Bahkan, Bank Dunia menaikkan perkiraan pertumbuhan ekonomi Indonesia dari 4,9% (berdasarkan laporan April 2024) menjadi 5%. Namun angka tersebut masih jauh dari target pertumbuhan ekonomi pemerintah pada tahun 2024 sebesar 5,2%.

Menurut penilaian Bank Dunia, Indonesia akan terus tumbuh seiring dengan peningkatan konsumsi domestik, kembali dimulainya ekspor barang, dan kembalinya sektor pariwisata.

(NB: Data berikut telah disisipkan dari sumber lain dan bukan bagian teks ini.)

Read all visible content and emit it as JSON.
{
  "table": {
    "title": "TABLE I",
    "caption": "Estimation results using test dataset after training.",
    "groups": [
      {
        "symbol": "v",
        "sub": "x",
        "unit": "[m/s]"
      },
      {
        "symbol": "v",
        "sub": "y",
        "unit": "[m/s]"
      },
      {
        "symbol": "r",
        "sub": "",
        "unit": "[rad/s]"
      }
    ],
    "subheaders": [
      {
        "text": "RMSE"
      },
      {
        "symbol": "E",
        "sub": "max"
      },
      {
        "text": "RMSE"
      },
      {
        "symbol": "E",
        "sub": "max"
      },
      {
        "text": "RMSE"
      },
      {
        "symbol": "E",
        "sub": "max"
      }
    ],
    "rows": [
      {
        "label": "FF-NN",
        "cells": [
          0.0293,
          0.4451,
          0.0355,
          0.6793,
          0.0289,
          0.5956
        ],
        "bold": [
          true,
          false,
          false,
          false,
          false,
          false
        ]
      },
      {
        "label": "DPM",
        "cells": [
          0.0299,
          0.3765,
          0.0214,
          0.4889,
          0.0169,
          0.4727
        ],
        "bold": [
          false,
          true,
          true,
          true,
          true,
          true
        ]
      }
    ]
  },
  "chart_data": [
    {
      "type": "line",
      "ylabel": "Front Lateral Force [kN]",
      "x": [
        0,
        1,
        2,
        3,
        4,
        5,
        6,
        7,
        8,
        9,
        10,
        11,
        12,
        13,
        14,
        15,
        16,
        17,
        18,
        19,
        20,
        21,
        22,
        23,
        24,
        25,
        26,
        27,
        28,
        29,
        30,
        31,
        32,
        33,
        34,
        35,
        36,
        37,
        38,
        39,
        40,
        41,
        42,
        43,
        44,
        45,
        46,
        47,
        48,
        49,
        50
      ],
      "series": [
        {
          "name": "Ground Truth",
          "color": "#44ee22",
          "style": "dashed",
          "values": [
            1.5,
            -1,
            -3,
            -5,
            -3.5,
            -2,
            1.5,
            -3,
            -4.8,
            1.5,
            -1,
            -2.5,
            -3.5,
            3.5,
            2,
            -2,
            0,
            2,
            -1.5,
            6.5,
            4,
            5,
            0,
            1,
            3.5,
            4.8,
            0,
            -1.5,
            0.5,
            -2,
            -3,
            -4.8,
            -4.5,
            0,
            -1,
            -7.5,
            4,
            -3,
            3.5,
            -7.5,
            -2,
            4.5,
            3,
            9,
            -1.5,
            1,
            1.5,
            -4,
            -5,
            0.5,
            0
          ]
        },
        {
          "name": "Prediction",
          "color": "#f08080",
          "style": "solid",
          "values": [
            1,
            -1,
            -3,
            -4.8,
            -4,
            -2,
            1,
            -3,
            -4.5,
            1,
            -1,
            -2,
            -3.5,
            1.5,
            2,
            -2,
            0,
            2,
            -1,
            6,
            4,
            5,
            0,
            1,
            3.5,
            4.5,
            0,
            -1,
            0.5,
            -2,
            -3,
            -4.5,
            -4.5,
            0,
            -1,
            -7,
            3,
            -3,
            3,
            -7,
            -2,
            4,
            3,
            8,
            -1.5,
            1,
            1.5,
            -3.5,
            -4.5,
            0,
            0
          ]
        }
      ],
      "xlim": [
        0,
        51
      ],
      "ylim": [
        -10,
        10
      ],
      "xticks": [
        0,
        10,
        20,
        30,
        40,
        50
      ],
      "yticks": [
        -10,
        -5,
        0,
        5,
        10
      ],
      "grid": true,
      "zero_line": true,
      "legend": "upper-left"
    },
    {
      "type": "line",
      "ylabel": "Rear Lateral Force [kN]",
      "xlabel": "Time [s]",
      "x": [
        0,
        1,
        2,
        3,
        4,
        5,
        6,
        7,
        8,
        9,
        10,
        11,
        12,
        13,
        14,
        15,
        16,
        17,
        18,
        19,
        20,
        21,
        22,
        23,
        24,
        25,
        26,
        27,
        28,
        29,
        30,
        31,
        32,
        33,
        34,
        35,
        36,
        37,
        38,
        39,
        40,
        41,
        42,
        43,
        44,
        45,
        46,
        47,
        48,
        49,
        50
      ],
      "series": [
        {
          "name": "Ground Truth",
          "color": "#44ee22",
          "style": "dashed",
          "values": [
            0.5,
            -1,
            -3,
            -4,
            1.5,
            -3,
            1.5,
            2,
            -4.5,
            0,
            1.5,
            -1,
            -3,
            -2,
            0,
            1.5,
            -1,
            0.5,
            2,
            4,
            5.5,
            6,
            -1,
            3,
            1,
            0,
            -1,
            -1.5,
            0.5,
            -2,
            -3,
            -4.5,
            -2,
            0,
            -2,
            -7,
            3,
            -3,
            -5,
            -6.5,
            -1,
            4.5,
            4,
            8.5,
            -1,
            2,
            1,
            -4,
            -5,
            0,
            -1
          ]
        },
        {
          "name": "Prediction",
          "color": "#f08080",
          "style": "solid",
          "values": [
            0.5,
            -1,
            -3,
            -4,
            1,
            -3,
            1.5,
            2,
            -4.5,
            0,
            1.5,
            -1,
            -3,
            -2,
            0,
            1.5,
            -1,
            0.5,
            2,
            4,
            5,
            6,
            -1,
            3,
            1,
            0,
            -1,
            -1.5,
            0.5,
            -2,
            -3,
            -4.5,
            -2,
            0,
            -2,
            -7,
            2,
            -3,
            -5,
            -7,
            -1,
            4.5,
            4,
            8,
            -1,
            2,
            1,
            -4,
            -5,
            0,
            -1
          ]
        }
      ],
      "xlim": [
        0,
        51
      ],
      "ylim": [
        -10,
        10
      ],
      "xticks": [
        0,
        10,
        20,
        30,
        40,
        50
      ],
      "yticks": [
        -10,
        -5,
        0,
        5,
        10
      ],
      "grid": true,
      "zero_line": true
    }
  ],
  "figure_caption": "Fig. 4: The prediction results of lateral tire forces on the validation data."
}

Namun, prospek positif tersebut masih dibayangi oleh ancaman perlambatan.

“Di antara negara-negara besar [Asia Timur dan Pasifik], pada tahun 2024 dan 2025, hanya Indonesia yang diperkirakan akan mencapai pertumbuhan yang sama atau lebih besar dari tingkat pertumbuhan sebelum pandemi,” tulis pengumuman resmi Bank Dunia yang dikutip pada Rabu. (9/10/). 2024).

Sementara itu, Bank Dunia memperkirakan pertumbuhan ekonomi Indonesia akan mencapai 5,1% pada tahun 2025. Angka tersebut masih jauh dari target yang ditetapkan pemerintah.

Pandangan serupa diungkapkan Asian Development Bank (ADB) dalam Asian Development Outlook (ADO) September 2024, yang diperkirakan akan tetap sebesar 5,0 persen pada tahun 2024 dan 2025.

Perkiraan 5,0% untuk Indonesia sejalan dengan membaiknya prospek perekonomian negara-negara berkembang di kawasan Asia-Pasifik. Menurut penilaian ADB, jatuhnya harga pangan global dan dampak pelonggaran kebijakan moneter dapat membawa inflasi ke level sebelum pandemi Covid-19.

“Kondisi keuangan diperkirakan akan membaik seiring dengan meredanya inflasi dan pelonggaran kebijakan moneter di Amerika Serikat yang mendukung prospek positif bagi kawasan ini,” kata Albert Park, kepala ekonom ADB.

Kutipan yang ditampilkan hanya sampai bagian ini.